Runtime: Migrate new convenience APIs into extension methods

Created on 18 Mar 2017 · 39Comments · Source: dotnet/runtime

Highly used generic types (mostly Collections) pay high cost for every API (method) we add to it.

We should revisit the decisions of adding new APIs (esp. convenience APIs) directly on the type and consider moving them into extension methods instead (in future and potentially revisit those we added during 2.0 and did not publish yet).

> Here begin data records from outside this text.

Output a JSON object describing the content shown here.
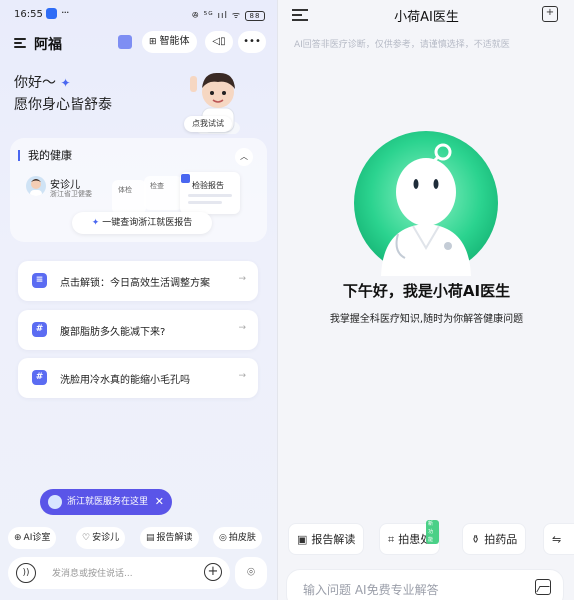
{
  "status": {
    "time": "16:55",
    "ellipsis": "···",
    "icons": "ꔮ ⁵ᴳ ııl ᯤ",
    "battery": "88"
  },
  "left": {
    "title": "阿福",
    "agent_label": "智能体",
    "greeting": "你好～",
    "wish": "愿你身心皆舒泰",
    "try_label": "点我试试",
    "health_card": {
      "title": "我的健康",
      "patient_name": "安诊儿",
      "patient_org": "浙江省卫健委",
      "report_small_1": "体检",
      "report_small_2": "检查",
      "report_main": "检验报告",
      "query_label": "一键查询浙江就医报告"
    },
    "suggestions": [
      {
        "icon": "≡",
        "text": "点击解锁：今日高效生活调整方案"
      },
      {
        "icon": "#",
        "text": "腹部脂肪多久能减下来?"
      },
      {
        "icon": "#",
        "text": "洗脸用冷水真的能缩小毛孔吗"
      }
    ],
    "zj_pill": "浙江就医服务在这里",
    "quick_buttons": [
      "AI诊室",
      "安诊儿",
      "报告解读",
      "拍皮肤"
    ],
    "input_placeholder": "发消息或按住说话..."
  },
  "right": {
    "title": "小荷AI医生",
    "disclaimer": "AI回答非医疗诊断，仅供参考，请谨慎选择，不适就医",
    "greeting": "下午好，我是小荷AI医生",
    "subtitle": "我掌握全科医疗知识,随时为你解答健康问题",
    "quick_buttons": [
      "报告解读",
      "拍患处",
      "拍药品"
    ],
    "new_tag": "新功能",
    "input_placeholder": "输入问题 AI免费专业解答"
  },
  "colors": {
    "accent": "#5b6cf2",
    "robot_green": "#2bd38f",
    "pill": "#5a55e8"
  }
}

Context: see @jkotas's comment and guidance here: https://github.com/dotnet/coreclr/pull/10203#issuecomment-287526223

area-System.Collections

Source

karelz

Most helpful comment

We've finalized our set of principles to this list:

CONSIDER making rare methods on generic types extension methods to avoid forcing the code gen to instantiate all these methods
CONSIDER making methods on generic types extension methods when they should only apply to a specific instances, e.g. Span<byte> vs. Span<int>
DO prefer extension methods on interfaces over extension methods on concrete types, e.g. prefer IDictionary<K,V>.GetFoo() over Dictionary<K, V>.GetFoo()
AVOID exposing implementation details of concrete types to extension methods. However, if absolutely necessary it is a viable option.
AVOID defining extension methods just because it's possible to do so. They create complexity, noise, and are often not as performant.

For the APIs @safern posted earlier this means:

BitArray looks good as proposed
CollectionExtensions looks good as proposed
Constructors on Dictionary<K,V> look good as proposed
Remove Dictionary<K,V>.GetValueOrDefault - dotnet/corefx#17917
TryAdd should remain
TryRemove (i.e. Remove) should follow TryAdd - https://github.com/dotnet/corefx/issues/15622 (PR in progress)
TryAdd/TryRemove (i.e. Remove): we also add extension methods for the interfaces on CollectionExtensions - dotnet/corefx#17918
TryGetValue should remain, impossible to implement reasonably
Queue/Stack look good as proposed as we don't have interfaces

terrajobst on 4 Apr 2017

👍4

All 39 comments

@terrajobst @stephentoub @weshaggard @danmosemsft @KrzysztofCwalina we should discuss it on Tuesday the latest ...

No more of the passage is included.